Un an plus tard, le 11 novembre 1918, c'était l'armistice...
Le village sera alors occupé briévement par des troupes alliées, probablement le 14ème bataillon du Royal Highland Regiment.
Cette carte, envoyée sous enveloppe, a donc vraisemblablement été écrite par un soldat de ce régiment écossais, qui combattait en kilt.
Nous sommes arrivés à cet endroit
Quand on nous a annoncé les bonnes
nouvelles donc nous avons eu du
bon temps. Cet endroit est
en Belgique
We got to this place
When we were told the good
news so we had a
good time. This place is
in Belgium
Petite particularité de date pour cette carte: Le cachet d'arrivée à la poste de Saint-Ghislain est daté du 10 novembre 1918, soit la veille de l'armistice. Elle est pourtant encore passée la veille par la censure allemande, comme le montre le cachet bleu.
Cependant, le 10 novembre 1918, l'annonce de l'abdication de l'Empereur d'Allemagne et de sa fuite aux Pays-Bas, ainsi que de la proclamation de la république en Bavière s'est déjà répandue à travers la Belgique. Le désordre règne et les soldats allemands envahissent les cafés et déambulent dans les rues. La nouvelle de la signature de l'armistice donne lieu à des scènes de liesse dans les villages. Les habitants forment des cortèges aux couleurs de la Belgique.
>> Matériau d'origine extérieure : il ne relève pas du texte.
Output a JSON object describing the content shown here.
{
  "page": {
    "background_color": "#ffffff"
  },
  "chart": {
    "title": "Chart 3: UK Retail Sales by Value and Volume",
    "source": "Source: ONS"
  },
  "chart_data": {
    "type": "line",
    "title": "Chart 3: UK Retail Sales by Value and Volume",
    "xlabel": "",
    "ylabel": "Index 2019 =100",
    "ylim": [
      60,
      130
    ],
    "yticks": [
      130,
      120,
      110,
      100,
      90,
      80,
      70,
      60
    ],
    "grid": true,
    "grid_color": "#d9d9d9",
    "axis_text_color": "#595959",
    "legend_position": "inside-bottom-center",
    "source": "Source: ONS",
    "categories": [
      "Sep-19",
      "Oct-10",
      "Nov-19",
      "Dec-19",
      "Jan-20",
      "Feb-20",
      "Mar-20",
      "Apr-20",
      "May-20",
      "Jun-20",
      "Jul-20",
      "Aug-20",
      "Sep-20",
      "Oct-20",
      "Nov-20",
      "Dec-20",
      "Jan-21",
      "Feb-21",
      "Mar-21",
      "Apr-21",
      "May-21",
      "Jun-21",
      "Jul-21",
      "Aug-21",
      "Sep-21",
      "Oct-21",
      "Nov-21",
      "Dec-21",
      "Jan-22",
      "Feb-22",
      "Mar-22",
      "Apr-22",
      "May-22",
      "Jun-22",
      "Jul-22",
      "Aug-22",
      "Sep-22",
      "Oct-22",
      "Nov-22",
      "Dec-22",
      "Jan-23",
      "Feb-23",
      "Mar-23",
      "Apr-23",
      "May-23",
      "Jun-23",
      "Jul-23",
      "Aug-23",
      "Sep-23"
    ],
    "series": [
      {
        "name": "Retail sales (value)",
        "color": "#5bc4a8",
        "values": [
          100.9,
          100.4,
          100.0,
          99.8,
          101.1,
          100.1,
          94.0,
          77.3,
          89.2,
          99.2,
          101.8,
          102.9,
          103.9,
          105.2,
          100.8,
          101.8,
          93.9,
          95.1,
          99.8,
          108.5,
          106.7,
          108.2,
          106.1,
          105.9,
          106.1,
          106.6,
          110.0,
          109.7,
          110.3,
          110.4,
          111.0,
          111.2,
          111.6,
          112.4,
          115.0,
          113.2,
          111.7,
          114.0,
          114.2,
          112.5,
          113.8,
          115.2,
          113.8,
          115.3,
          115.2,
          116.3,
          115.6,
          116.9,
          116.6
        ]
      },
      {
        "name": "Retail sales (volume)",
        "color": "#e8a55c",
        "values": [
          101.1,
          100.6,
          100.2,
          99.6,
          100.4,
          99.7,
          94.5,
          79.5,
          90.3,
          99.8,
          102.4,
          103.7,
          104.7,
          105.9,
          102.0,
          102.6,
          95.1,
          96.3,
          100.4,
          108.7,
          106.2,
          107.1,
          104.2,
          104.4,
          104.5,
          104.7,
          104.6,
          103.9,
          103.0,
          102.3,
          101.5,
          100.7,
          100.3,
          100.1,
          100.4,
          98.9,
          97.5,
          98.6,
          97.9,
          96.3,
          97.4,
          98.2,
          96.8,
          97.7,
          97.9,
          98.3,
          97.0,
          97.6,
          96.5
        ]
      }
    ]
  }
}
Les soldats allemands partagent, dans leur majorité, la joie de la population civile et se mêlent aux cortèges. Leurs officiers, eux, évitent les apparitions en public.
Dès le 12 novembre, les troupes allemandes en bon ordre, armes à la bretelle et drapeaux en tête, refluent vers l' Allemagne.
NOTE: Il peut être utile de rappeler ici la différence entre armistice et capitulation:
L'armistice, comme le 11 novembre 1918, est une convention ratifiée par chacune des parties prenantes et qui marque la fin d'un conflit, même si les belligérants sont encore potentiellement en état de combattre. C'est le fruit d'une négociation politique, qui permet au vaincu de conserver l'administration de son territoire, même s'il est occupé.
La capitulation, comme le 8 mai 1945 dans le cas de l'Allemagne, est un arrêt sans condition des combats, qui reconnait la défaite incontestable d'une nation toute entière, celle-ci étant incapable, faute de moyens militaires, de poursuivre ceux-ci. Elle est la décision d'un chef d'armée et a pour principale conséquence de livrer à l'ennemi le contrôle intégral du territoire concerné.